Papier froissé

Antistrophé

Une mauvaise journée.


Papier froissé




Si mon âme devait être comparée à un objet existant que notre stupidité reliée à notre condition d'être vague et morne nous permette de voir, elle serait sans doute semblable à une vulgaire boule de papier froissé.

Le bruit du froissement en serait les hurlements, et la forme, l'esprit du carnage symphonique qui l'habite.

Une douce horreur en envahirait l'être, telle un Guernica vulgaire sortie du tréfonds du cul d'un enfant violé.

Toute la pestilence de cent nations belliqueuses en ressortirait pour en asperger le marbre divin et le faire fondre sous l'acide urique.

Elle passerait son temps à se défoncer les oreilles avec la croissante harmonie cassée de violons désaccordés, crissant à ses oreilles comme un miel répugnant censé les fermer.

Censé couper mon être fait de peurs et d'angoisses de ce monde de douleur. De cette multiple croche de notes mortelles. De l'assassinat sempiternel de mon carnage accordé.

Elle balance, entasse, fracasse des tonnes d'exécrations pour en créer du son de sang.

Cette apaisante symphonie qui en ressort en devient l'expression même de la peine éternelle.
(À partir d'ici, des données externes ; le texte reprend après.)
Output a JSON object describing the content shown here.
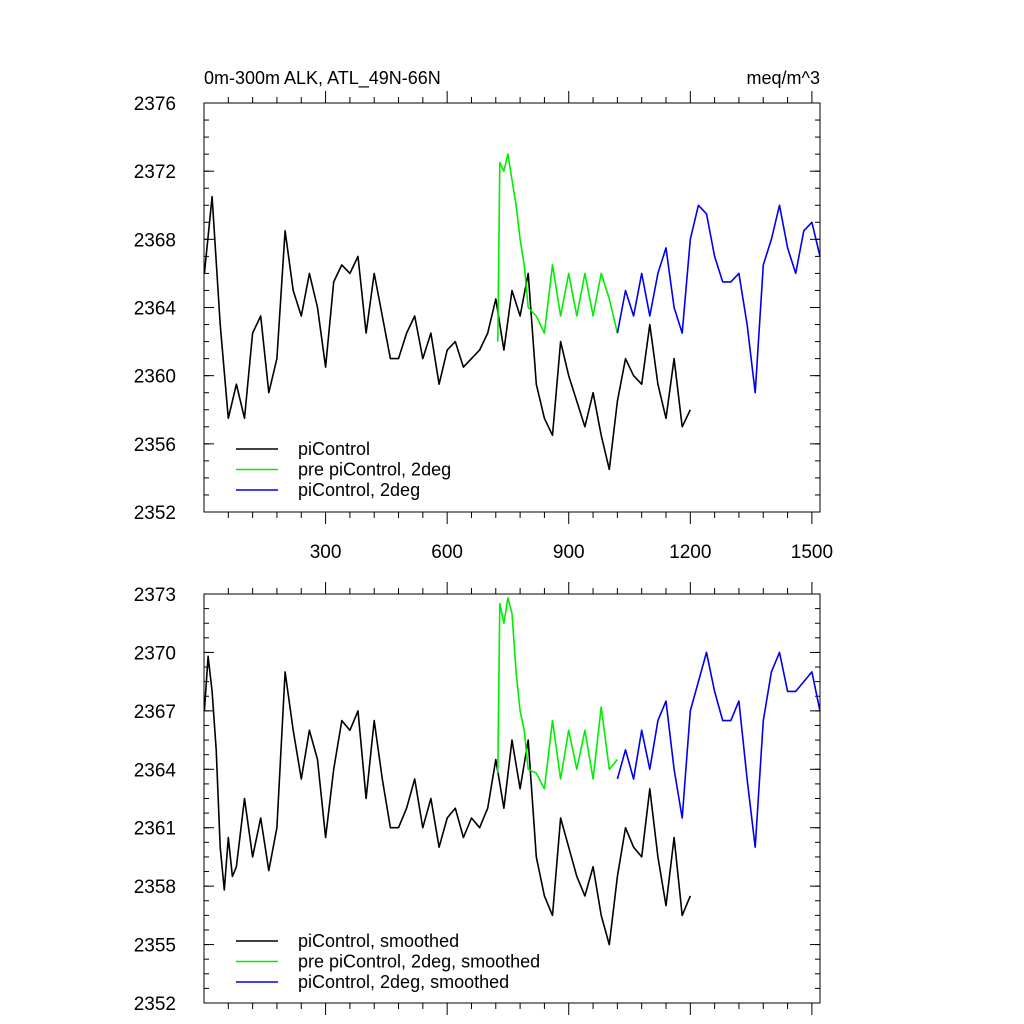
{
  "chart_data": [
    {
      "type": "line",
      "title_left": "0m-300m ALK, ATL_49N-66N",
      "title_right": "meq/m^3",
      "xlabel": "",
      "ylabel": "",
      "xlim": [
        0,
        1520
      ],
      "ylim": [
        2352,
        2376
      ],
      "yticks": [
        2352,
        2356,
        2360,
        2364,
        2368,
        2372,
        2376
      ],
      "xticks": [
        300,
        600,
        900,
        1200,
        1500
      ],
      "show_xtick_labels": true,
      "legend_position": "bottom-left",
      "series": [
        {
          "name": "piControl",
          "color": "#000000",
          "x": [
            1,
            20,
            40,
            60,
            80,
            100,
            120,
            140,
            160,
            180,
            200,
            220,
            240,
            260,
            280,
            300,
            320,
            340,
            360,
            380,
            400,
            420,
            440,
            460,
            480,
            500,
            520,
            540,
            560,
            580,
            600,
            620,
            640,
            660,
            680,
            700,
            720,
            740,
            760,
            780,
            800,
            820,
            840,
            860,
            880,
            900,
            920,
            940,
            960,
            980,
            1000,
            1020,
            1040,
            1060,
            1080,
            1100,
            1120,
            1140,
            1160,
            1180,
            1200
          ],
          "values": [
            2366,
            2370.5,
            2363,
            2357.5,
            2359.5,
            2357.5,
            2362.5,
            2363.5,
            2359,
            2361,
            2368.5,
            2365,
            2363.5,
            2366,
            2364,
            2360.5,
            2365.5,
            2366.5,
            2366,
            2367,
            2362.5,
            2366,
            2363.5,
            2361,
            2361,
            2362.5,
            2363.5,
            2361,
            2362.5,
            2359.5,
            2361.5,
            2362,
            2360.5,
            2361,
            2361.5,
            2362.5,
            2364.5,
            2361.5,
            2365,
            2363.5,
            2366,
            2359.5,
            2357.5,
            2356.5,
            2362,
            2360,
            2358.5,
            2357,
            2359,
            2356.5,
            2354.5,
            2358.5,
            2361,
            2360,
            2359.5,
            2363,
            2359.5,
            2357.5,
            2361,
            2357,
            2358
          ]
        },
        {
          "name": "pre piControl, 2deg",
          "color": "#00ee00",
          "x": [
            725,
            730,
            740,
            750,
            760,
            770,
            780,
            790,
            800,
            820,
            840,
            860,
            880,
            900,
            920,
            940,
            960,
            980,
            1000,
            1020
          ],
          "values": [
            2362,
            2372.5,
            2372,
            2373,
            2371.5,
            2370,
            2368,
            2366.5,
            2364,
            2363.5,
            2362.5,
            2366.5,
            2363.5,
            2366,
            2363.5,
            2366,
            2363.5,
            2366,
            2364.5,
            2362.5
          ]
        },
        {
          "name": "piControl, 2deg",
          "color": "#0000ee",
          "x": [
            1020,
            1040,
            1060,
            1080,
            1100,
            1120,
            1140,
            1160,
            1180,
            1200,
            1220,
            1240,
            1260,
            1280,
            1300,
            1320,
            1340,
            1360,
            1380,
            1400,
            1420,
            1440,
            1460,
            1480,
            1500,
            1520
          ],
          "values": [
            2362.5,
            2365,
            2363.5,
            2366,
            2363.5,
            2366,
            2367.5,
            2364,
            2362.5,
            2368,
            2370,
            2369.5,
            2367,
            2365.5,
            2365.5,
            2366,
            2363,
            2359,
            2366.5,
            2368,
            2370,
            2367.5,
            2366,
            2368.5,
            2369,
            2367
          ]
        }
      ]
    },
    {
      "type": "line",
      "title_left": "",
      "title_right": "",
      "xlabel": "",
      "ylabel": "",
      "xlim": [
        0,
        1520
      ],
      "ylim": [
        2352,
        2373
      ],
      "yticks": [
        2352,
        2355,
        2358,
        2361,
        2364,
        2367,
        2370,
        2373
      ],
      "xticks": [
        300,
        600,
        900,
        1200,
        1500
      ],
      "show_xtick_labels": false,
      "legend_position": "bottom-left",
      "series": [
        {
          "name": "piControl, smoothed",
          "color": "#000000",
          "x": [
            1,
            10,
            20,
            30,
            40,
            50,
            60,
            70,
            80,
            100,
            120,
            140,
            160,
            180,
            200,
            220,
            240,
            260,
            280,
            300,
            320,
            340,
            360,
            380,
            400,
            420,
            440,
            460,
            480,
            500,
            520,
            540,
            560,
            580,
            600,
            620,
            640,
            660,
            680,
            700,
            720,
            740,
            760,
            780,
            800,
            820,
            840,
            860,
            880,
            900,
            920,
            940,
            960,
            980,
            1000,
            1020,
            1040,
            1060,
            1080,
            1100,
            1120,
            1140,
            1160,
            1180,
            1200
          ],
          "values": [
            2367,
            2369.8,
            2368,
            2365,
            2360,
            2357.8,
            2360.5,
            2358.5,
            2359,
            2362.5,
            2359.5,
            2361.5,
            2358.8,
            2361,
            2369,
            2366,
            2363.5,
            2366,
            2364.5,
            2360.5,
            2364,
            2366.5,
            2366,
            2367,
            2362.5,
            2366.5,
            2363.5,
            2361,
            2361,
            2362,
            2363.5,
            2361,
            2362.5,
            2360,
            2361.5,
            2362,
            2360.5,
            2361.5,
            2361,
            2362,
            2364.5,
            2362,
            2365.5,
            2363,
            2365.5,
            2359.5,
            2357.5,
            2356.5,
            2361.5,
            2360,
            2358.5,
            2357.5,
            2359,
            2356.5,
            2355,
            2358.5,
            2361,
            2360,
            2359.5,
            2363,
            2359.5,
            2357,
            2360.5,
            2356.5,
            2357.5
          ]
        },
        {
          "name": "pre piControl, 2deg, smoothed",
          "color": "#00ee00",
          "x": [
            725,
            730,
            740,
            750,
            760,
            770,
            780,
            790,
            800,
            820,
            840,
            860,
            880,
            900,
            920,
            940,
            960,
            980,
            1000,
            1020
          ],
          "values": [
            2363.8,
            2372.5,
            2371.5,
            2372.8,
            2372,
            2369,
            2367,
            2366,
            2364,
            2363.8,
            2363,
            2366.5,
            2363.5,
            2366,
            2364,
            2366,
            2363.5,
            2367.2,
            2364,
            2364.5
          ]
        },
        {
          "name": "piControl, 2deg, smoothed",
          "color": "#0000ee",
          "x": [
            1020,
            1040,
            1060,
            1080,
            1100,
            1120,
            1140,
            1160,
            1180,
            1200,
            1220,
            1240,
            1260,
            1280,
            1300,
            1320,
            1340,
            1360,
            1380,
            1400,
            1420,
            1440,
            1460,
            1480,
            1500,
            1520
          ],
          "values": [
            2363.5,
            2365,
            2363.5,
            2366,
            2364,
            2366.5,
            2367.5,
            2364,
            2361.5,
            2367,
            2368.5,
            2370,
            2368,
            2366.5,
            2366.5,
            2367.5,
            2363.5,
            2360,
            2366.5,
            2369,
            2370,
            2368,
            2368,
            2368.5,
            2369,
            2367
          ]
        }
      ]
    }
  ]
}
Un lent ballet de larmes et de pleurs et de lamentions jusqu'à la mort.

Jusqu'à en oublier sa propre cervelle, jusqu'à ne plus penser « combien de temps que je pleure ? », jusqu'à ne plus penser « pourvu que je continu de pleurer jusqu'à la nuit tombée et jusqu'au jour, par pitié... ».

Jusqu'à que le seul moyen de salvation soit de faire appel et jusqu'à que ces appels soient réceptionnés par des sourds muets aveugles, jusqu'à la personne la plus chère à son être pour qu'enfin de cette détresse ne reste que le simple mot, jusqu'à que la destruction deviennent hurlement quotidien, jusqu'à qu'elle hante notre pensée par sa forme, sa couleur, sa pluralité, sa perfection.

Jusqu'à que les larmes soient sucrées.

Jusqu'à que la souffrance soit apaisante.

Jusqu'à que l'infini Carnage soit mon opium.